6. Gene Set and Function Enrichment Analysis
To understand the underlying mechanism about how hypoxia-related lncRNAs affect liver cancer, GSEA was performed and the results were compared in the two groups in TCGA the dataset. Gene sets upregulated in the high-risk subgroup were tumor proliferation, including MTOR signaling pathway, P53 signaling pathway, VEGF signaling pathway, nod like receptor signaling pathway, and pathway in cancer. In contrast, the immune-related pathways were significantly enriched in the low-risk subgroup, which included the PPAR signaling pathway, fatty acid metabolism pathway, drug metabolism cytochrome 450 pathway, complement, and coagulation cascades pathway, glycine serine, and threonine metabolism pathway (Fig. 7A, Table S4). Meantime, to further investigate the BPs associated with 816 differentially expressed genes corresponding to the HRLS (|LogFC| > 1 and P < 0.05), ClueGO analysis was carried out and suggested that the hypoxia environment was related to four significant GO pathways (P < 0.05), such as cytokine-mediated signaling pathway, icosanoid metabolic process, mitotic spindle organization, and regulation of cell migration (Fig. 7B). These differential genes suggested that hypoxia correlates with oncogenic pathways and enhanced immune function.
7. Validation of the expression level of hypoxia-related lncRNAs and construction of the ceRNA network
We detected the expression level of hub-lncRNAs of 3 hypoxia-treated and 3 normoxia-treated HCC cell lines in the GSE155505 database. The expression of two lncRNAs were significantly decreased in Hep3B cells after hypoxia exposure (48 hours) as compared to the control group, such as AC073611.1 (P = 0.026), AL031985.3 (P = 0.029) (Fig. 8A, B). Therefore, hub-lncRNAs are hypoxia-responsive in HCC cells. Moreover, by calculating the risk score for 67 HCC patients with sorafenib treatment downloaded from the GSE109211 dataset, we found that the expression levels of MAFG-DT (P = 0.00021) were significantly higher in 21 sorafenib treatment responders than in 46 non-responders (Fig. 8C). Taken together, our analyses indicated that the expression level of a single lncRNA may be different in treatment response.

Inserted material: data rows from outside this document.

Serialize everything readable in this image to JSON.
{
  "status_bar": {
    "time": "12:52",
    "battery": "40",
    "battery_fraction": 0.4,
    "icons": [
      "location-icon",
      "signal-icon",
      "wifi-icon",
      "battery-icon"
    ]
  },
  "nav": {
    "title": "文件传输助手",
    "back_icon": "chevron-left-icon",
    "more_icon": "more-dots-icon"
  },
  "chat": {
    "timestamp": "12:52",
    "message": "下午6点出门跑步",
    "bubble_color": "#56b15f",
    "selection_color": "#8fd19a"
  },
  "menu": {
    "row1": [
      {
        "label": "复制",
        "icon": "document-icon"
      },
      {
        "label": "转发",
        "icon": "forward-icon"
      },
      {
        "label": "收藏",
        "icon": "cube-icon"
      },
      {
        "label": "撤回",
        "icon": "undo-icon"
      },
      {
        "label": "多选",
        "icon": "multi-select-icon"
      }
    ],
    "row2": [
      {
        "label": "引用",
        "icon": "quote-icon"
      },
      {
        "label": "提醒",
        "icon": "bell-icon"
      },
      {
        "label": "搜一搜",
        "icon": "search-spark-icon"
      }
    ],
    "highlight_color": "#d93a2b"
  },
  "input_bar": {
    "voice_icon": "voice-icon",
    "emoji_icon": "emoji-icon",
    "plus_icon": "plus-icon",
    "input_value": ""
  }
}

To investigate how hypoxia-associated lncRNAs regulate mRNA expression through sponging miRNAs, we firstly extracted three of 62 lncRNAs from the Starbase and identified 10 pairs of interaction between the three lncRNAs and eight miRNAs. Then, the targets genes of eight candidate miRNAs were obtained via the mirDIP database with the predicted score as ‘very high’, and total, of 21 mRNAs were identified. Ultimately, based on the above evidence (Table S5, 6), we next constructed a ceRNA regulatory network, which contained 32 nodes and 43 edges (Fig. 8D). Since all three lncRNAs inhibit miR-139 expression, we predicted its binding sites by mircode and TargetScan (Table S7 and S8). In addition, functional analysis of these 21 target genes was implemented by the Metascape online tool. And these genes were found to be associated with the pathways, such as blood vessel development, response to hypoxia, PI3K-Akt-mTOR-signaling pathway, etc. (Fig. 8E-G).